The Algemeiner reached out to Tlaib’s office for clarification of her statement, but it did not respond to a request for comment.

In a statement to The Algemeiner, Democratic Majority for Israel — a group that supports Israel from within the Democratic Party — said “Chanting ‘Death to America’ incites violence and is patently anti-American. All political leaders should be able to join the White House & Dearborn’s Mayor in denouncing this slogan.”

“Congresswoman Tlaib’s refusal to condemn those words is sadly telling,” DMFI added, asking “Does she really want to see America die?”

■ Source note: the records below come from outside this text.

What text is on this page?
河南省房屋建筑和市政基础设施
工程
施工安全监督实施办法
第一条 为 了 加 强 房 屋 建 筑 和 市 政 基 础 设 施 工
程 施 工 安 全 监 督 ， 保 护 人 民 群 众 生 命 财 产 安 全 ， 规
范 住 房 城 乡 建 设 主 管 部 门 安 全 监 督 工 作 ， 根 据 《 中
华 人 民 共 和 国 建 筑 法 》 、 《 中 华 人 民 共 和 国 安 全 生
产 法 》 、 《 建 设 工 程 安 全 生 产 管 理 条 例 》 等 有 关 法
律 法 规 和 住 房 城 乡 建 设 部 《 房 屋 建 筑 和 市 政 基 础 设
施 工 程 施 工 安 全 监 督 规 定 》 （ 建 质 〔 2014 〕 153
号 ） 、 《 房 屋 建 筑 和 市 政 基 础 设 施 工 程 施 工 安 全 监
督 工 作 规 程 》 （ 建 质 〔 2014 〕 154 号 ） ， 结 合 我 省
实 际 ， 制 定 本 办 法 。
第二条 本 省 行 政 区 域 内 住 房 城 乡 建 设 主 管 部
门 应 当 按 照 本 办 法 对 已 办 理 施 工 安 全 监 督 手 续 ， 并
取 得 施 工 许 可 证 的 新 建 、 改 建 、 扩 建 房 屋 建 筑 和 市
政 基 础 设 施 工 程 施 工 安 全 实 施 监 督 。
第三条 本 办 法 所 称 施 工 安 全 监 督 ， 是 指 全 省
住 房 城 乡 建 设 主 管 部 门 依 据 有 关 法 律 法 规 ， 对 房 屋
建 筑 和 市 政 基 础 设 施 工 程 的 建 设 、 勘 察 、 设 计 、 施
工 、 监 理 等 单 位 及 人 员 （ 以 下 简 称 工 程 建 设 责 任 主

The Republican Jewish Coalition’s national political director, Sam Markstein, had harsh words for Tlaib, telling The Algemeiner, “It’s no surprise that Congresswoman Rashida Tlaib would refuse to condemn anti-America and anti-Israel chants.”

He described Rep. Tlaib as “a disgrace” who “should not be representing the people of Michigan’s 12th district in Congress.”

He argued, “House Democratic leadership has coddled and enabled her vicious antisemitism and anti-Israel rhetoric for years – it’s long past time for them to hold her accountable.”

The CEO of The Jewish Democratic Council of America, Halie Soifer, pushed back on The Algemeiner’s request for comment, saying: “with all due respect, do you ever cover what Donald Trump says about Jews or Israel? It’s antisemitic and incessant — nearly daily at this point.”

Earlier this week, former US President Donald Trump told reporters that Biden “doesn’t know if he is supporting the Palestinians but he knows one thing: he is not supporting Israel. He has abandoned Israel and any Jewish person that votes for a Democrat or votes for Biden should have their head examined.”

Trump: “Any Jewish person that votes for a Democrat or votes for Biden should have their head examined.”

— Republican Voters Against Trump (@AccountableGOP) April 10, 2024

Trump’s comments come just a week after she would not give a direct answer when asked if he stands with Israel “100%,” raising questions about what his Middle East policy may look like in a potential second term. He also said a few days ago that American Jews who vote for Biden do “not love Israel” and “should be spoken to.”